I seriously wondered, due to the rather serious nature of today’s entry, whether I would skip the addition of a diversion but I happen to find this particular one which, I hope demonstrates and I still have a sense of humour and, I believe, is a desire to this subject matter on the entry. Click here to read about the Patient Grandfather.


  • Russ Manion says:

    Dear Mark,
    Most days I read your blog having come across it when my wife was first diagnosed with MND early in 2010. Joyce sadly died in the spring of 2011 on our 45th wedding anniversary having achieved so much in the final stages of her life as MND took its toll. She had her black dog moments of course but always managed to lift her spirits such that I believe her last 15 months were in some ways the period of her greatest achievements. I fine craftswoman who lamented the loss movement in her limbs and towards the end ability to speak, she instead managed by her courage and sense of humour ( never lost ) to inspire me and keep me going as I cared for her. Of course she could sometimes be grumpy as indeed I was but we knew those moments were aimed in reality at the MND and not each other. Joyce took her daily glass or two of wine through her feeding tube and always found ways of enabling others to deal with the effects of the disease on her.
    The purpose of this comment Mark is to thank you for continuing to show the reality of MND through your eyes and to say that with your honesty you help many others to deal with the effects of MND not only on the sufferer but those close to them. Sometimes understandably the loved one closest to the sufferer gets semi forgotten, Joyce never allowed that to happen and clearly you make sure that doesn’t happen to Alice. You were and are of help to me and your were to Joyce. Keep striving and keep defying. Sometimes it is not possible for the individual to be aware of the life enhancing effect they can have on others. Joyce had that effect and If I may humbly say, so do you.
    best wishes,

  • Christine from BC says:

    Your blog today and the comment above by Russ have restored my faith in human kindness. It seems, in this modern rushed world, that we no longer care enough for each other, but that is clearly not so when I read this blog each and every day. It is uplifting to read of not only the spousal support of your dear Alice but of the many folk around you who chip in here and there – amazing, truly amazing. Thank you for being so honest, telling it as it is.

  • DMC says:

    Dear Ross
    Thank you so much for your very kind comments. Your wife sounds to me as though she was a truly amazing person, particularly in the light of how swiftly she had to come to terms with each stage of this horrid disease. I know only too well how difficult it is to always accept what is happening to your body and remaining cheerful on the surface.

    To receive a comments such as yours seriously makes the whole business of doing the wrong worthwhile. You and your wife are precisely the people I write it for.

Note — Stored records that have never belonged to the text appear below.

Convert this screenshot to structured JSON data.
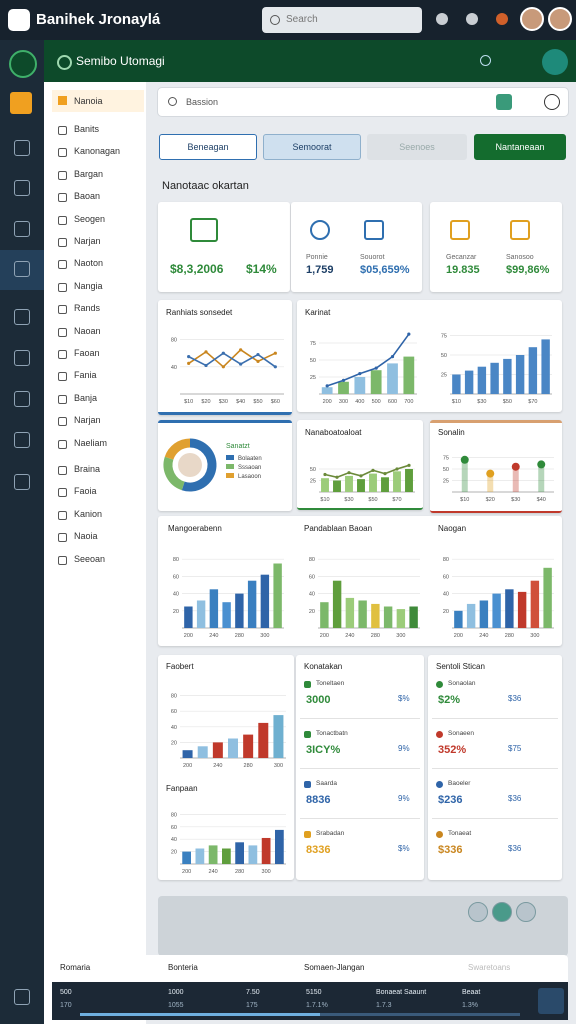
{
  "topbar": {
    "title": "Banihek Jronaylá",
    "search": "Search"
  },
  "header": {
    "title": "Semibo Utomagi"
  },
  "nav": {
    "title": "Nanoia",
    "items": [
      "Banits",
      "Kanonagan",
      "Bargan",
      "Baoan",
      "Seogen",
      "Narjan",
      "Naoton",
      "Nangia",
      "Rands",
      "Naoan",
      "Faoan",
      "Fania",
      "Banja",
      "Narjan",
      "Naeliam",
      "Braina",
      "Faoia",
      "Kanion",
      "Naoia",
      "Seeoan"
    ]
  },
  "main_search": {
    "placeholder": "Bassion"
  },
  "tabs": [
    "Beneagan",
    "Semoorat",
    "Seenoes",
    "Nantaneaan"
  ],
  "section_title": "Nanotaac okartan",
  "kpis": [
    {
      "value": "$8,3,2006",
      "change": "$14%"
    },
    {
      "label": "Ponnie",
      "value": "1,759"
    },
    {
      "label": "Souorot",
      "value": "$05,659%"
    },
    {
      "label": "Gecanzar",
      "value": "19.835"
    },
    {
      "label": "Sanosoo",
      "value": "$99,86%"
    }
  ],
  "charts": [
    {
      "title": "Ranhiats sonsedet",
      "type": "line",
      "ylim": [
        0,
        100
      ],
      "yticks": [
        40,
        80
      ],
      "categories": [
        "$10",
        "$20",
        "$30",
        "$40",
        "$50",
        "$60"
      ],
      "lines": [
        {
          "color": "#c9861f",
          "values": [
            45,
            62,
            40,
            65,
            48,
            60
          ]
        },
        {
          "color": "#3b6fae",
          "values": [
            55,
            42,
            60,
            44,
            58,
            40
          ]
        }
      ]
    },
    {
      "title": "Karinat",
      "type": "bar",
      "ylim": [
        0,
        100
      ],
      "yticks": [
        25,
        50,
        75
      ],
      "categories": [
        "200",
        "300",
        "400",
        "500",
        "600",
        "700"
      ],
      "values": [
        10,
        18,
        25,
        35,
        45,
        55
      ],
      "colors": [
        "#8fbfe0",
        "#7cb86a"
      ],
      "lines": [
        {
          "color": "#2f64a8",
          "values": [
            12,
            20,
            30,
            38,
            55,
            88
          ]
        }
      ]
    },
    {
      "type": "bar",
      "ylim": [
        0,
        100
      ],
      "yticks": [
        25,
        50,
        75
      ],
      "categories": [
        "$10",
        null,
        "$30",
        null,
        "$50",
        null,
        "$70",
        null
      ],
      "values": [
        25,
        30,
        35,
        40,
        45,
        50,
        60,
        70
      ],
      "colors": [
        "#4a86c5"
      ]
    },
    {
      "title": "Sanatzt",
      "type": "donut",
      "categories": [
        "Bolaaten",
        "Sssaoan",
        "Lasaoon"
      ],
      "values": [
        55,
        25,
        20
      ],
      "colors": [
        "#2f6fb0",
        "#7cb86a",
        "#e0a030"
      ]
    },
    {
      "title": "Nanaboatoaloat",
      "type": "bar",
      "ylim": [
        0,
        100
      ],
      "yticks": [
        25,
        50
      ],
      "categories": [
        "$10",
        null,
        "$30",
        null,
        "$50",
        null,
        "$70",
        null
      ],
      "values": [
        30,
        25,
        35,
        28,
        40,
        32,
        45,
        50
      ],
      "colors": [
        "#9ccc7a",
        "#5f9e3c"
      ],
      "lines": [
        {
          "color": "#6b8a3a",
          "values": [
            38,
            32,
            42,
            35,
            47,
            40,
            50,
            58
          ]
        }
      ]
    },
    {
      "title": "Sonalin",
      "type": "dot",
      "ylim": [
        0,
        100
      ],
      "yticks": [
        25,
        50,
        75
      ],
      "categories": [
        "$10",
        "$20",
        "$30",
        "$40"
      ],
      "values": [
        70,
        40,
        55,
        60
      ],
      "colors": [
        "#2f8a3a",
        "#e0a020",
        "#c0392b",
        "#2f8a3a"
      ]
    },
    {
      "title": "Mangoerabenn",
      "type": "bar",
      "ylim": [
        0,
        100
      ],
      "yticks": [
        20,
        40,
        60,
        80
      ],
      "categories": [
        "200",
        null,
        "240",
        null,
        "280",
        null,
        "300",
        null
      ],
      "values": [
        25,
        32,
        45,
        30,
        40,
        55,
        62,
        75
      ],
      "colors": [
        "#2f64a8",
        "#8fbfe0",
        "#3a80c0",
        "#4a90d0",
        "#2f64a8",
        "#3a7fc0",
        "#2f64a8",
        "#7cb86a"
      ]
    },
    {
      "title": "Pandablaan Baoan",
      "type": "bar",
      "ylim": [
        0,
        100
      ],
      "yticks": [
        20,
        40,
        60,
        80
      ],
      "categories": [
        "200",
        null,
        "240",
        null,
        "280",
        null,
        "300",
        null
      ],
      "values": [
        30,
        55,
        35,
        32,
        28,
        25,
        22,
        25
      ],
      "colors": [
        "#7cb86a",
        "#5f9e3c",
        "#9ccc7a",
        "#7cb86a",
        "#e0c040",
        "#7cb86a",
        "#9ccc7a",
        "#3f8a3a"
      ]
    },
    {
      "title": "Naogan",
      "type": "bar",
      "ylim": [
        0,
        100
      ],
      "yticks": [
        20,
        40,
        60,
        80
      ],
      "categories": [
        "200",
        null,
        "240",
        null,
        "280",
        null,
        "300",
        null
      ],
      "values": [
        20,
        28,
        32,
        40,
        45,
        42,
        55,
        70
      ],
      "colors": [
        "#3a80c0",
        "#8fbfe0",
        "#3a80c0",
        "#4a90d0",
        "#2f64a8",
        "#c0392b",
        "#d0503a",
        "#7cb86a"
      ]
    },
    {
      "title": "Faobert",
      "type": "bar",
      "ylim": [
        0,
        100
      ],
      "yticks": [
        20,
        40,
        60,
        80
      ],
      "categories": [
        "200",
        null,
        "240",
        null,
        "280",
        null,
        "300"
      ],
      "values": [
        10,
        15,
        20,
        25,
        30,
        45,
        55
      ],
      "colors": [
        "#2f64a8",
        "#8fbfe0",
        "#c0392b",
        "#8fbfe0",
        "#c0392b",
        "#c0392b",
        "#6fb0d0"
      ]
    },
    {
      "title": "Fanpaan",
      "type": "bar",
      "ylim": [
        0,
        100
      ],
      "yticks": [
        20,
        40,
        60,
        80
      ],
      "categories": [
        "200",
        null,
        "240",
        null,
        "280",
        null,
        "300",
        null
      ],
      "values": [
        20,
        25,
        30,
        25,
        35,
        30,
        42,
        55
      ],
      "colors": [
        "#3a80c0",
        "#8fbfe0",
        "#7cb86a",
        "#5f9e3c",
        "#2f64a8",
        "#8fbfe0",
        "#c0392b",
        "#2f64a8"
      ]
    }
  ],
  "lists": [
    {
      "title": "Konatakan",
      "items": [
        {
          "label": "Toneltaen",
          "value": "3000",
          "pct": "$%",
          "color": "#2f8a3a"
        },
        {
          "label": "Tonactbatn",
          "value": "3ICY%",
          "pct": "9%",
          "color": "#2f8a3a"
        },
        {
          "label": "Saarda",
          "value": "8836",
          "pct": "9%",
          "color": "#2f64a8"
        },
        {
          "label": "Srabadan",
          "value": "8336",
          "pct": "$%",
          "color": "#e0a020"
        }
      ]
    },
    {
      "title": "Sentoli Stican",
      "items": [
        {
          "label": "Sonaolan",
          "value": "$2%",
          "pct": "$36",
          "color": "#2f8a3a"
        },
        {
          "label": "Sonaeen",
          "value": "352%",
          "pct": "$75",
          "color": "#c0392b"
        },
        {
          "label": "Baoeler",
          "value": "$236",
          "pct": "$36",
          "color": "#2f64a8"
        },
        {
          "label": "Tonaeat",
          "value": "$336",
          "pct": "$36",
          "color": "#c9861f"
        }
      ]
    }
  ],
  "bottom": {
    "headers": [
      "Romaria",
      "Bonteria",
      "Somaen-Jlangan",
      "Swaretoans"
    ],
    "cells": [
      {
        "top": "500",
        "bottom": "170"
      },
      {
        "top": "1000",
        "bottom": "1055"
      },
      {
        "top": "7.50",
        "bottom": "175"
      },
      {
        "top": "5150",
        "bottom": "1.7.1%"
      },
      {
        "top": "Bonaeat Saaunt",
        "bottom": "1.7.3"
      },
      {
        "top": "Beaat",
        "bottom": "1.3%"
      }
    ]
  }
}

Only someone like you who has been through the caring process, which must have been devastating to good have written such a comment. I know it will give strength to other sufferers and carers and thank you so much for taking the trouble to make it. New

    I do hope you are managing to put your life back together again. Not that you will ever cease to amaze your lovely wife but I’m sure she would wish you to be like her and seize the day.

    Kindest personal regards


  • DMC says:

    Dear Christine.

    As always, it’s very good to hear from you and I do so agree with you about Russ’s comments.
    Only someone who has been through this process as a carer or a patient could have written such a comment. It gives me an enormous amount of pleasure to know that the blog is really reaching people for whom it was originally intended.

    You have always been such a faithful follower of this blog, your own honesty shines through so your kind remarks are gratefully accepted.

    I hope all is going well in your life.